Ah, aku merasa lega mendengar suara itu. Aku menoleh dan mendapati Mohan tengah berjalan dengan langkah gegas ke arahku. Beruntung aku sempat mengirim pesan, memintanya menjemputku ketika Bima dengan tega mencampakkan aku.
"Sori ya, gue lama. Tadi ada sedikit kerjaan. Kita pulang sekarang?" tanya Mohan sesampainya di depanku. Matanya sempat melirik Pak Ramon yang tampak diam melihat kedatangan Mohan.
"Nggak apa-apa. Kita pulang sekarang aja. Hari ini aku lelah banget," sahutku dengan nada tak bersemangat.
"Ya udah, ayo." Mohan meraih pergelangan tanganku.
Pak Ramon membeku ketika tatapnya memandang langsung kepada genggaman tangan Mohan. Reaksinya aneh.
"Saya pulang duluan, Pak. Permisi," ucapku padanya sebelum beranjak pergi. Aku membiarkan saja saat dia tidak menyahut.
Mohan segera menarik tanganku membiarkan Pak Ramon sendirian. Pria itu masih berdiri di sana, menatapku yang mulai memasuki mobil Mohan.
***
"Kali ini cokelat dan bunga mawar. Cieee...."
Aku mengerutkan dahi melihat Lila pagi-pagi sudah memasang tampang menggoda. Hanya sambil lalu dia lantas keluar dari kantor divisi.
"Apaan sih?" Aku menggeleng tak mengerti. Lalu bergerak menuju meja kerjaku. Dan tatapku langsung bersirobok dengan sesuatu yang berada di atas meja. Satu kotak cokelat bersama satu tangkai bunga mawar lengkap dengan kertas memo di atasnya. Jadi, ini yang bikin Lila pagi-pagi menggodaku.
Aku menarik kertas memo itu dan membaca tulisannya.
6. Seblak
"Mama minta maaf."
Aku menghela napas mendengar kata maaf Mama meluncur. Sepertinya soal akhir kencan buta malam itu Mama sudah tahu. Aku yakin Mohan yang memberi kabar itu.
"Mohan cerita?" tanyaku sembari memainkan pena.
"Iya. Mama beneran nggak tau kalau anak Jeng Ela begitu. Mama jadi merasa bersalah ngenalin Bima ke kamu." Ada nada penyesalan yang kental dari suara Mama.
Aku mengetuk-ngetuk pena ke atas meja di ruang rapat. "Ya udah sih, Ma. Udah jadi nasib aku. Tadinya padahal aku pikir bisa klop. Tapi ternyata dia udah punya pacar istimewa," aku tertawa tanpa suara mengingat malam mengenaskan itu.
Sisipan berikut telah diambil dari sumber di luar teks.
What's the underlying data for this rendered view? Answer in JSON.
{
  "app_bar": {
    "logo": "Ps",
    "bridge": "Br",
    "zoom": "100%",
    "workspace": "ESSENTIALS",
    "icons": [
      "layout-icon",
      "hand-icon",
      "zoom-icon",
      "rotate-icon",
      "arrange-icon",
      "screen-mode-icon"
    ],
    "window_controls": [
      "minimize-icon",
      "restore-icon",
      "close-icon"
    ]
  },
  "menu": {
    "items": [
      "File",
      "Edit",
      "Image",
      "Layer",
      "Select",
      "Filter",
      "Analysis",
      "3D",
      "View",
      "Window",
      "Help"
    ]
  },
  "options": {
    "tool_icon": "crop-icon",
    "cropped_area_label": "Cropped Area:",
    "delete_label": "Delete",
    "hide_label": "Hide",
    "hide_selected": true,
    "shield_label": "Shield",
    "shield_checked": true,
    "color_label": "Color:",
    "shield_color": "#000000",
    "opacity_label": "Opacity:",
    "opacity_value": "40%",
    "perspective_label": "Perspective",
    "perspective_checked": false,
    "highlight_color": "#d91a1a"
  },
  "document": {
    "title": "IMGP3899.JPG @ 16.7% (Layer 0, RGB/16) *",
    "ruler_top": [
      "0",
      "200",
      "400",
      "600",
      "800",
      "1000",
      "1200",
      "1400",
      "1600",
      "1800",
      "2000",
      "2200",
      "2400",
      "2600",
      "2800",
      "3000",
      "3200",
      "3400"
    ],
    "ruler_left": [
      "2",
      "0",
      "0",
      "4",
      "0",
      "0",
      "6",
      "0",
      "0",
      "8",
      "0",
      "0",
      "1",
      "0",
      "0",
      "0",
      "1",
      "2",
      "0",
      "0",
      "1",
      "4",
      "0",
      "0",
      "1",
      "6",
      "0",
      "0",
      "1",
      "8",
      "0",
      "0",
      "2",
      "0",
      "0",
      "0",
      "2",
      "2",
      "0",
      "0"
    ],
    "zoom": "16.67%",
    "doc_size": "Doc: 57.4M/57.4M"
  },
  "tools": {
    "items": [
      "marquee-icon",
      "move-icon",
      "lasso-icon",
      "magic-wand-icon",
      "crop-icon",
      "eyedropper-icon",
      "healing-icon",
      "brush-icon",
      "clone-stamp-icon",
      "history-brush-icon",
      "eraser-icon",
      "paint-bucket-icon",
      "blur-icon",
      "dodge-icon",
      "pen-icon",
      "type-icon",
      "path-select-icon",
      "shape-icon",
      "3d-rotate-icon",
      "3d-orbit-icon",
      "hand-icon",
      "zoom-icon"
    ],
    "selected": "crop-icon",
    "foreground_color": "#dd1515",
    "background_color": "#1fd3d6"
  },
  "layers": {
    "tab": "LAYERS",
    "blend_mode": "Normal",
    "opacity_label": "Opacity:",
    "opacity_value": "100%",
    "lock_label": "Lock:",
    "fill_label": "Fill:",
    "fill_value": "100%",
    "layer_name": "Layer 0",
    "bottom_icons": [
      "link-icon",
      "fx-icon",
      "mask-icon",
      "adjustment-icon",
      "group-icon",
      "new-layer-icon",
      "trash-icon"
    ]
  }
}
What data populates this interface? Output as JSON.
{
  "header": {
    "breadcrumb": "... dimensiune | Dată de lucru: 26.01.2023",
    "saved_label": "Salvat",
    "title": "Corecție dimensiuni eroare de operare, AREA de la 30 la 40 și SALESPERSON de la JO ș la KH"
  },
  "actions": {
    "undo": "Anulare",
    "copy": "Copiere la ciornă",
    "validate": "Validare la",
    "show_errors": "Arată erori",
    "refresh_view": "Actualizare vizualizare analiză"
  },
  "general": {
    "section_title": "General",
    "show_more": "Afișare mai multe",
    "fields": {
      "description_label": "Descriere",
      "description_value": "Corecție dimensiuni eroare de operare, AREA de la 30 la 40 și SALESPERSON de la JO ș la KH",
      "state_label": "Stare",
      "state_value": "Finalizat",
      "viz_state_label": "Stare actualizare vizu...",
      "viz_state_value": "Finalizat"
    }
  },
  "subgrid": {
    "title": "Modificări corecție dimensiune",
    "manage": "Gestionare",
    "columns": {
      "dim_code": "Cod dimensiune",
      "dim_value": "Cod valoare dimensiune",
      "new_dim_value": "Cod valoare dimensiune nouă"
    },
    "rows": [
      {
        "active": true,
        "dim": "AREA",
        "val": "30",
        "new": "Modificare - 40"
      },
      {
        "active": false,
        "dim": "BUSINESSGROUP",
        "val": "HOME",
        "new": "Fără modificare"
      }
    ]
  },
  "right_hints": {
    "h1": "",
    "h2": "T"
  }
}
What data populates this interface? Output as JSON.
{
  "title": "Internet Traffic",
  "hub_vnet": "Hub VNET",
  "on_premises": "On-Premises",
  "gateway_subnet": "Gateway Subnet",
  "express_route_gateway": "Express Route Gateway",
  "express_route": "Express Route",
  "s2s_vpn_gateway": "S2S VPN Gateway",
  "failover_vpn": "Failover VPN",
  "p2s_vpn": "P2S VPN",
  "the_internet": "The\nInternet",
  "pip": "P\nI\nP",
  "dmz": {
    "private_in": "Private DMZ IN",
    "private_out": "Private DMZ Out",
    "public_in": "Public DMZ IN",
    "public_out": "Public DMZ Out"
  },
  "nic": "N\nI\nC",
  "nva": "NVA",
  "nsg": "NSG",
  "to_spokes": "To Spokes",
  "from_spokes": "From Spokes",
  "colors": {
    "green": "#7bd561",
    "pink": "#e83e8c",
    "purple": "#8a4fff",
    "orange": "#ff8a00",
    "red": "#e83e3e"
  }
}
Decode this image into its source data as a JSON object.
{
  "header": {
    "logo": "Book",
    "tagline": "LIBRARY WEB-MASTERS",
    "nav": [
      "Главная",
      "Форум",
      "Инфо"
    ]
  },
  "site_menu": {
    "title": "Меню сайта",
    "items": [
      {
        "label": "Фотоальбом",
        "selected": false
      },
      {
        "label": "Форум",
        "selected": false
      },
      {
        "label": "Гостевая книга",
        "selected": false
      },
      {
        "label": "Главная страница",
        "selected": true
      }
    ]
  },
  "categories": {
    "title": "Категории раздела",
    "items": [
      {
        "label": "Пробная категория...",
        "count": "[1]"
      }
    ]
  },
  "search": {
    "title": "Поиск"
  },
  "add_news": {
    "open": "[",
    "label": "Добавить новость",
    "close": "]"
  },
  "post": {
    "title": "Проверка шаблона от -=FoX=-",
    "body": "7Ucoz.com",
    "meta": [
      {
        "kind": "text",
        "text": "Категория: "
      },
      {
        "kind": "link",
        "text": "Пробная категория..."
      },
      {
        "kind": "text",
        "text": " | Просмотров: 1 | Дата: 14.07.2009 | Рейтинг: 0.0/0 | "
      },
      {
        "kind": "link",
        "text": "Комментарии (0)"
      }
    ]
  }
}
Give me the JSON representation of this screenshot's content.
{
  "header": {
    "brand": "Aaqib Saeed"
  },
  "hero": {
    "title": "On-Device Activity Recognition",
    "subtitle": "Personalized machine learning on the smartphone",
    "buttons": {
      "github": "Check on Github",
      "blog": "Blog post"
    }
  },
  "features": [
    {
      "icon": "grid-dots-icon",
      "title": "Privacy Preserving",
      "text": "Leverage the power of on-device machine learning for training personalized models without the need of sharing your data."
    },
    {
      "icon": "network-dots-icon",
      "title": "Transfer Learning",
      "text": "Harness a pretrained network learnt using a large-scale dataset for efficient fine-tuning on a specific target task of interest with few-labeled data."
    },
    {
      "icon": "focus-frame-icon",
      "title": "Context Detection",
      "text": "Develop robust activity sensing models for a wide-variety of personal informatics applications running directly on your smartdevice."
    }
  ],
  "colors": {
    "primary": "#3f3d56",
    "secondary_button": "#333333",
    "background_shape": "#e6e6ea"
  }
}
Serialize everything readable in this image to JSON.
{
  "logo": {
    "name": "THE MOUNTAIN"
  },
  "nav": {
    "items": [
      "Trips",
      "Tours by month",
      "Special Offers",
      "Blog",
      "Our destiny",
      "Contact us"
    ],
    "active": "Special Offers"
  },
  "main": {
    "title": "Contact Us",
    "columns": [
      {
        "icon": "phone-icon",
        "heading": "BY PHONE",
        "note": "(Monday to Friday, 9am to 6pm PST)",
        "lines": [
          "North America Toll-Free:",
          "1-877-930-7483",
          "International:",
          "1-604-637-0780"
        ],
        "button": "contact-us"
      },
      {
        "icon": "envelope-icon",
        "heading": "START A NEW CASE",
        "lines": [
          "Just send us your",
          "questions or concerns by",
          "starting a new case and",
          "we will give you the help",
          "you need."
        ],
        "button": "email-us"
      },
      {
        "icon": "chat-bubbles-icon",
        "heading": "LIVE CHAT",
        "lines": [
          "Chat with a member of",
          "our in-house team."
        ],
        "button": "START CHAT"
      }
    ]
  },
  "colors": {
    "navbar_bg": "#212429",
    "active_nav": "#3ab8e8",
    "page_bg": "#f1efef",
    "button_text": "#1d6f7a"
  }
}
Aku sebut mengenaskan karena sempat terpesona dan sedikit berharap pada Bima.
"Nanti deh, Mama kenalkan sama laki-laki lain yang lebih oke. Mama masih punya banyak stok ...."
Suara Mama berikutnya sudah seperti dengungan lebah di telingaku. Sudah sampai kejadian begini pun, Mama tidak kapok menyuruhku kencan buta. Aku biarkan Mama mengoceh sepanjang jalan aku balik ke divisi setelah ikut meeting di lantai tujuh bersama Lila. Panggilan telepon berakhir begitu aku kembali mendaratkan bokong ke atas kursi.
Aku membuang napas kuat-kuat setelah mendengar wejangan Mama soal jodoh. Rasanya penatku makin bertambah.
"Kenapa jadi suntuk begitu setelah ditelepon nyokap?" tanya Lila, mengernyit menyaksikan muka bete-ku.
"Nyokap bakal rencanain kencan buta lagi, gue capek," sahutku mewek. Menjatuhkan kepala ke atas meja.
"Loh, yang kemarin nggak berhasil?" tanya Lila.
Aku kembali menegakkan kepala. Soal kencan buta bersama Bima aku belum sempat cerita padanya. Dan, aku yakin dia akan terbahak kalau aku ceritakan. Jadi, lebih baik aku tetap bungkam.
Aku menggeleng sebagai jawaban. Lalu kembali menjatuhkan kepala ke atas meja.
"Heran gue, tipe cowok lo kayak gimana sih? Ini itu nggak mau. Dahlah, lo sama Pak Ramon aja," omel Lila sembari membereskan dokumen yang berserak di mejanya. Dia sudah mirip emak-emak aja.
"Ya yang namanya nggak cocok masa mesti dipaksain?"
"Kalau ketemunya baru sekali gimana bisa menilai? Coba dong pertemuan kedua, ketiga juga."
"Kesan pertama itu yang menentukan pertemuan kedua dan seterusnya. Kalau yang pertama aja udah bikin ilfil, kedua juga sama aja."
Lila menggeleng. Dia seperti kehabisan kata-kata.
Aku meraih bunga mawar yang aku simpan di tempat pensil. Sepertinya aku butuh vas kecil untuk menyimpan bunga-bunga yang belakangan ini mampir ke mejaku tiap pagi.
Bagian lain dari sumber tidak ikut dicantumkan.